Abstract 1335: Rosuvastatin Increases Insulin Sensitivity and Reduces Atherosclerotic Plaque Volume and Plaque Macrophage and Oxidized LDL Content in Obese Dyslipidemic Mice in the Absence of Cholesterol Reduction
Background Inhibitors of 3-hydroxy-3-methylglutaryl coenzyme A reductase ameliorate atherosclerotic diseases. We investigated the effect of rosuvastatin on plaque volume and composition in the aortic arch of mice with combined leptin and LDL-receptor deficiency (DKO). In DKO mice, obesity, diabetes and hyperlipidemia are associated with increased oxidative stress and accelerated atherosclerosis.
Methods and Results Twelve-week old DKO were treated with rosuvastatin (10 mg/kg/day, s.c.) (N=10) or placebo (N=11) for 12 weeks. Rosuvastatin lowered triglycerides (254±156 vs. 477±136 mg/dL for placebo; P<0.01), FFA (0.16±0.06 vs. 0.56±0.15 mmol/L, P<0.05) and HOMA (836±461 vs. 1812±735; P<0.01) in the absence of an effect on total cholesterol (552±254 vs. 564±89 mg/dL). In white adipose tissue RT-PCR analysis showed that rosuvastatin increased the RNA expression (% versus lean mice) of PPARα (36±15 vs. 15±9%, P<0.01) and FATP4 (48±8 vs. 37±6%; P<0.05) which were associated with the decrease in FFA and the increase in insulin sensitivity. Rosuvastatin lowered the volume (0.029±0.036 vs. 0.086±0.043 mm3), the macrophage (22±4 vs. 35±7 %), lipid (16±3 vs. 39±8 %) and oxLDL area (14±9 vs. 54±13 %), and the oxLDL-to-LDL ratio (52±25 vs. 137±49) of plaques in the aortic arch (all P<0.01). Upregulation of PPARγ (79±35 vs. 40±10 %; P<0.01) and downstream genes CD36 (96±34 vs. 56±17 %; P<0.05) and ABCA1 (113±36 vs. 76±10 %; P<0.05) in aortic extracts of rosuvastatin-treated mice was associated with a reduction of plaque oxLDL and lipids.

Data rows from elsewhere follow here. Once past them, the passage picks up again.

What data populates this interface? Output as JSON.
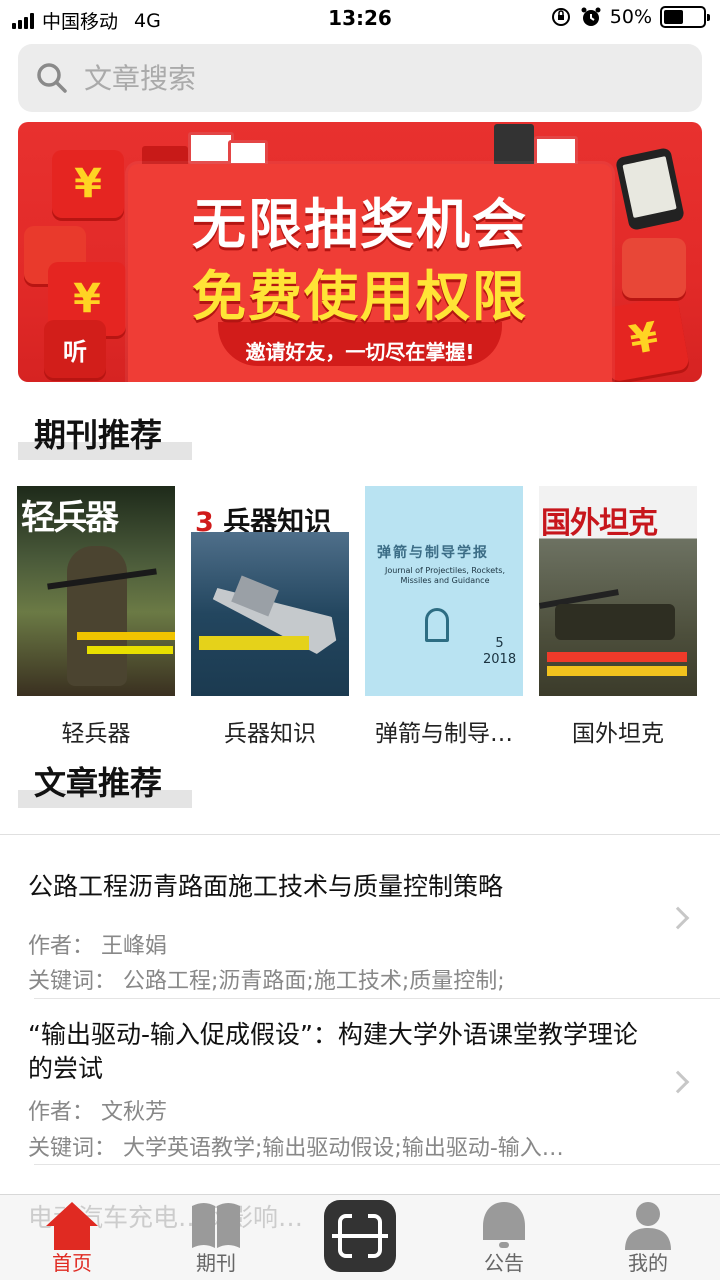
{
  "status_bar": {
    "carrier": "中国移动",
    "network": "4G",
    "time": "13:26",
    "battery_text": "50%",
    "battery_level": 0.5
  },
  "search": {
    "placeholder": "文章搜索"
  },
  "banner": {
    "headline": "无限抽奖机会",
    "subheadline": "免费使用权限",
    "tagline": "邀请好友，一切尽在掌握!",
    "yen_symbol": "¥",
    "app_badge": "听"
  },
  "journals_section": {
    "title": "期刊推荐",
    "items": [
      {
        "name": "轻兵器",
        "cover_masthead": "轻兵器"
      },
      {
        "name": "兵器知识",
        "cover_masthead": "兵器知识",
        "cover_issue": "3"
      },
      {
        "name": "弹箭与制导…",
        "cover_masthead": "弹箭与制导学报",
        "cover_subtitle": "Journal of Projectiles, Rockets, Missiles and Guidance",
        "cover_issue": "5",
        "cover_year": "2018"
      },
      {
        "name": "国外坦克",
        "cover_masthead": "国外坦克"
      }
    ]
  },
  "articles_section": {
    "title": "文章推荐",
    "items": [
      {
        "title": "公路工程沥青路面施工技术与质量控制策略",
        "author_label": "作者：",
        "author": "王峰娟",
        "keywords_label": "关键词：",
        "keywords": "公路工程;沥青路面;施工技术;质量控制;"
      },
      {
        "title": "“输出驱动-输入促成假设”：构建大学外语课堂教学理论的尝试",
        "author_label": "作者：",
        "author": "文秋芳",
        "keywords_label": "关键词：",
        "keywords": "大学英语教学;输出驱动假设;输出驱动-输入…"
      }
    ]
  },
  "tabbar": {
    "ghost_text": "电动汽车充电…网影响…",
    "tabs": [
      {
        "label": "首页",
        "icon": "home-icon",
        "active": true
      },
      {
        "label": "期刊",
        "icon": "book-icon",
        "active": false
      },
      {
        "label": "",
        "icon": "scan-icon",
        "active": false
      },
      {
        "label": "公告",
        "icon": "bell-icon",
        "active": false
      },
      {
        "label": "我的",
        "icon": "user-icon",
        "active": false
      }
    ],
    "active_color": "#e02a22"
  }
}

Upregulation of plaque PPARγ was also associated with an increase in SOD1 RNA (79±30 vs. 45±7%; P<0.01) and protein (22±6 vs. 8±4%; P<0.01) in rosuvastatin-treated mice. Indeed, SOD1 expression was the strongest independent predictor of oxLDL levels (R2=0.53, P=0.001).

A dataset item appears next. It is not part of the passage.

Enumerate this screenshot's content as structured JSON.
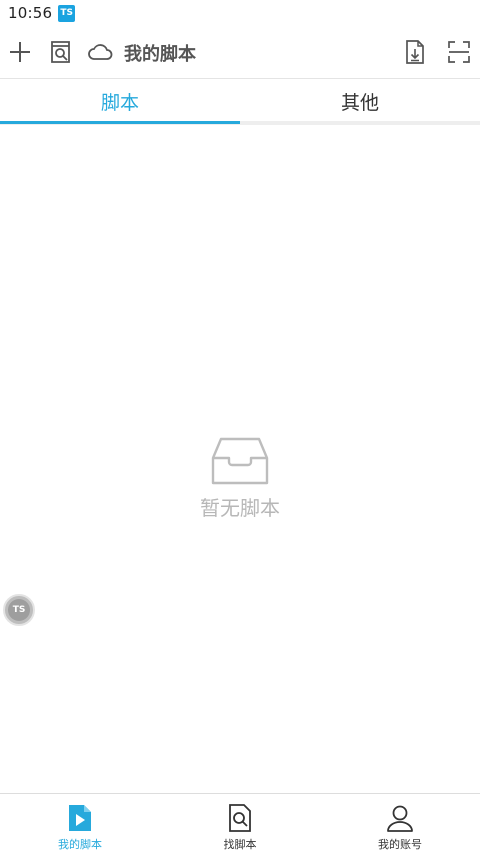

Conclusions Rosuvastatin-associated increase in PPARα in adipose tissue is associated with increased insulin sensitivity. A similar association between PPARα and HOMA was seen in DKO mice after weight loss and treatment with a dual PPARα/γ agonist. Rosuvastatin-associated increase in PPARγ in the aortic arch was associated with an increased expression of SOD1, CD36 and ABCA1, which was associated with a decrease in plaque oxLDL and lipids.